Sería demasiado prolijo atender a la significación de cada unas de las piezas
literarias que jalonan esta suprema antología que ha requerido, en el caso de A merced del viento y La casa negra, de traducciones ex novo en el haber de Ariel Dilon y
Martín Schifino, respectivamente. Pero existe un patrón de conducta en estos
escritores no necesariamente fechados en exclusiva en la primera o segunda
etapa de juventud de Patricia Highsmith (algunos los concibió en una década
especialmente fecunda para ella, los años setenta), referido a la observación
del mundo animal. De esas dotes “entomológicas” Highsmith extrae ideas o
conceptos extrapolables a esas comunidades abastecidas de seres humanos que
incurren sistemáticamente en un afán depredador para sacar rédito en ese juego
con el poder que, a menudo se convierte en un juego por la supervivencia. Seres
amorales, corrompidos que van perfilándose en un horizonte de novelas trufadas
de ingenio literario y que, en cierta manera, tuvieron su primera redacción en cuentos que fluctúan entre
el par de páginas y la veintena de páginas de extensión. En éstas Patricia
Highsmith muestra una madurez inusitada, haciéndose adictivas un crisol de
piezas de formato corto para un lector que conoce y reconoce varios de los tics de la escritora sureña —afincada
en Suiza por voluntad propia desde principios de los años setenta— merced a sus
novelas de largo alcance.
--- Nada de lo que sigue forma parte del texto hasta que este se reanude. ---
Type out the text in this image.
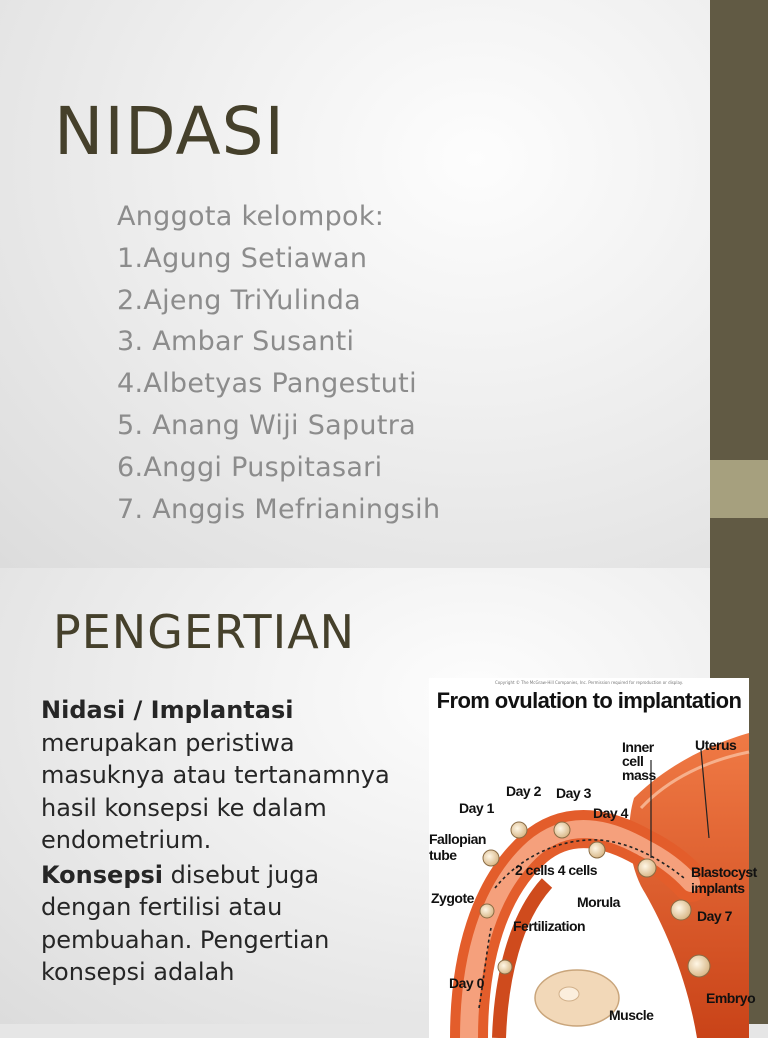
NIDASI
Anggota kelompok:
1.Agung Setiawan
2.Ajeng TriYulinda
3. Ambar Susanti
4.Albetyas Pangestuti
5. Anang Wiji Saputra
6.Anggi Puspitasari
7. Anggis Mefrianingsih
PENGERTIAN

Nidasi / Implantasi merupakan peristiwa masuknya atau tertanamnya hasil konsepsi ke dalam endometrium.

Konsepsi disebut juga dengan fertilisi atau pembuahan. Pengertian konsepsi adalah

Inner
cell
mass
Uterus
Day 1
Day 2 Day 3
Day 4
Fallopian
tube
2 cells 4 cells
Morula
Blastocyst
implants
Day 7
Zygote
Fertilization
Day 0
Muscle
Embryo
Copyright © The McGraw-Hill Companies, Inc. Permission required for reproduction or display.
From ovulation to implantation
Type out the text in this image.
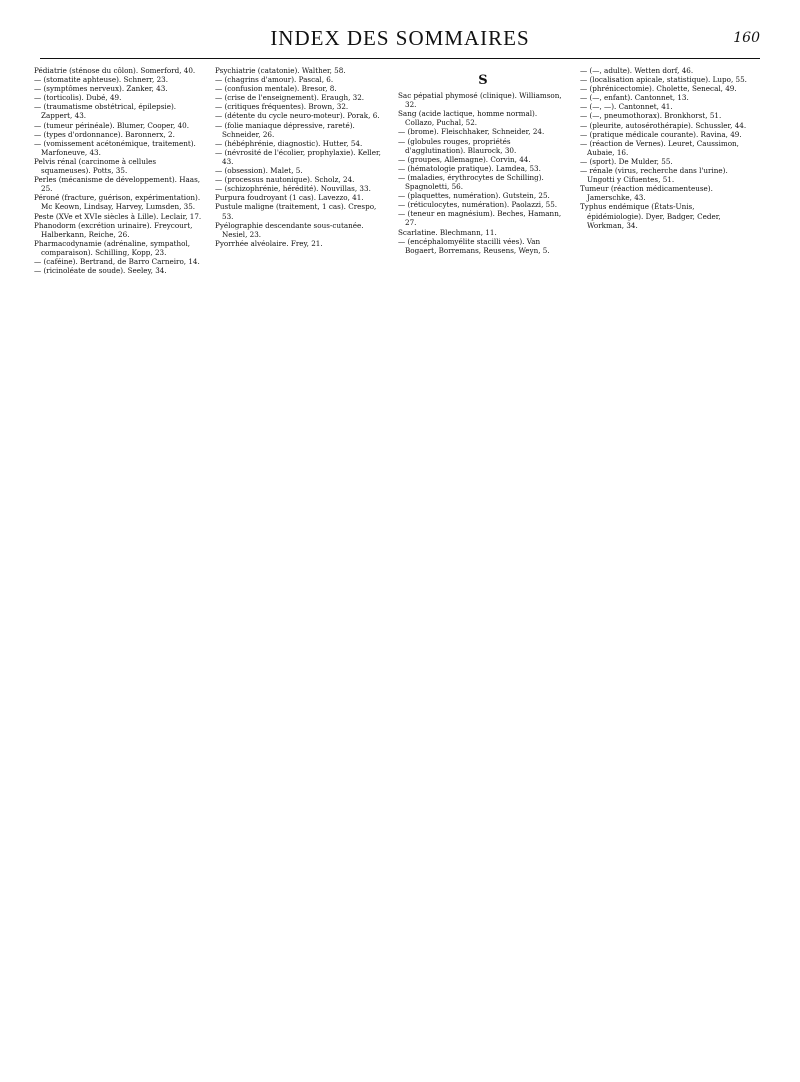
INDEX DES SOMMAIRES	160

Pédiatrie (sténose du côlon). Somerford, 40.

— (stomatite aphteuse). Schnerr, 23.

— (symptômes nerveux). Zanker, 43.

— (torticolis). Dubé, 49.

— (traumatisme obstétrical, épilepsie). Zappert, 43.

— (tumeur périnéale). Blumer, Cooper, 40.

— (types d'ordonnance). Baronnerx, 2.

— (vomissement acétonémique, traitement). Marfoneuve, 43.

Pelvis rénal (carcinome à cellules squameuses). Potts, 35.

Perles (mécanisme de développement). Haas, 25.

Péroné (fracture, guérison, expérimentation). Mc Keown, Lindsay, Harvey, Lumsden, 35.

Peste (XVe et XVIe siècles à Lille). Leclair, 17.

Phanodorm (excrétion urinaire). Freycourt, Halberkann, Reiche, 26.

Pharmacodynamie (adrénaline, sympathol, comparaison). Schilling, Kopp, 23.

— (caféine). Bertrand, de Barro Carneiro, 14.

— (ricinoléate de soude). Seeley, 34.

Psychiatrie (catatonie). Walther, 58.

— (chagrins d'amour). Pascal, 6.

— (confusion mentale). Bresor, 8.

— (crise de l'enseignement). Eraugh, 32.

— (critiques fréquentes). Brown, 32.

— (détente du cycle neuro-moteur). Porak, 6.

— (folie maniaque dépressive, rareté). Schneider, 26.

— (hébéphrénie, diagnostic). Hutter, 54.

— (névrosité de l'écolier, prophylaxie). Keller, 43.

— (obsession). Malet, 5.

— (processus nautonique). Scholz, 24.

— (schizophrénie, hérédité). Nouvillas, 33.

Purpura foudroyant (1 cas). Lavezzo, 41.

Pustule maligne (traitement, 1 cas). Crespo, 53.

Pyélographie descendante sous-cutanée. Nesiel, 23.

Pyorrhée alvéolaire. Frey, 21.

S

Sac pépatial phymosé (clinique). Williamson, 32.

Sang (acide lactique, homme normal). Collazo, Puchal, 52.

— (brome). Fleischhaker, Schneider, 24.

— (globules rouges, propriétés d'agglutination). Blaurock, 30.

— (groupes, Allemagne). Corvin, 44.

— (hématologie pratique). Lamdea, 53.

— (maladies, érythrocytes de Schilling). Spagnoletti, 56.

— (plaquettes, numération). Gutstein, 25.

— (réticulocytes, numération). Paolazzi, 55.

— (teneur en magnésium). Beches, Hamann, 27.

Scarlatine. Blechmann, 11.

— (encéphalomyélite stacilli vées). Van Bogaert, Borremans, Reusens, Weyn, 5.

— (—, adulte). Wetten dorf, 46.

— (localisation apicale, statistique). Lupo, 55.

— (phrénicectomie). Cholette, Senecal, 49.

— (—, enfant). Cantonnet, 13.

— (—, —). Cantonnet, 41.

— (—, pneumothorax). Bronkhorst, 51.

— (pleurite, autosérothérapie). Schussler, 44.

— (pratique médicale courante). Ravina, 49.

— (réaction de Vernes). Leuret, Caussimon, Aubaie, 16.

— (sport). De Mulder, 55.

— rénale (virus, recherche dans l'urine). Ungotti y Cifuentes, 51.

Tumeur (réaction médicamenteuse). Jamerschke, 43.

Typhus endémique (États-Unis, épidémiologie). Dyer, Badger, Ceder, Workman, 34.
Cuando un concluye la lectura de sus casi novecientas páginas —una cuarta parte de las cuales pueden considerarse inéditas en el
catálogo de Anagrama reservado a la autora estadounidense— tiene el pálpito que
su formación universitaria hubiera podido estar vinculada a las Ciencias
Naturales más que a carreras humanísticas o técnicas. Con todo, ese podría ser
un indicio primigenio de unas señas identitarias literarias únicas e
irrepetibles, prestos a amueblas edificios literarios en que los pilares que
los sustentas se encuentran carcomidos por la codicia, la vanidad y el egoísmo inherente
al ser humano. De ahí que la misoginia galopara
a su libre albredrío no tan solo en la serie de cuentos de cierta fama
culterana que lleva la rúbrica de Highsmith, sino también en piezas recién
bautizadas en lengua castellana bajo la égida de Anagrama como A merced del
odio y sobre todo la sensacional La casa negra, integrada por un total de once
relatos. Curiosamente, la misma cifra que compromete al primer bloque del
presente volumen, prorrogado por un admirador de Patricia Highsmith, su colega
Graham Greene. Él supo detectar antes que muchos el factor humano de Mrs. Highsmith.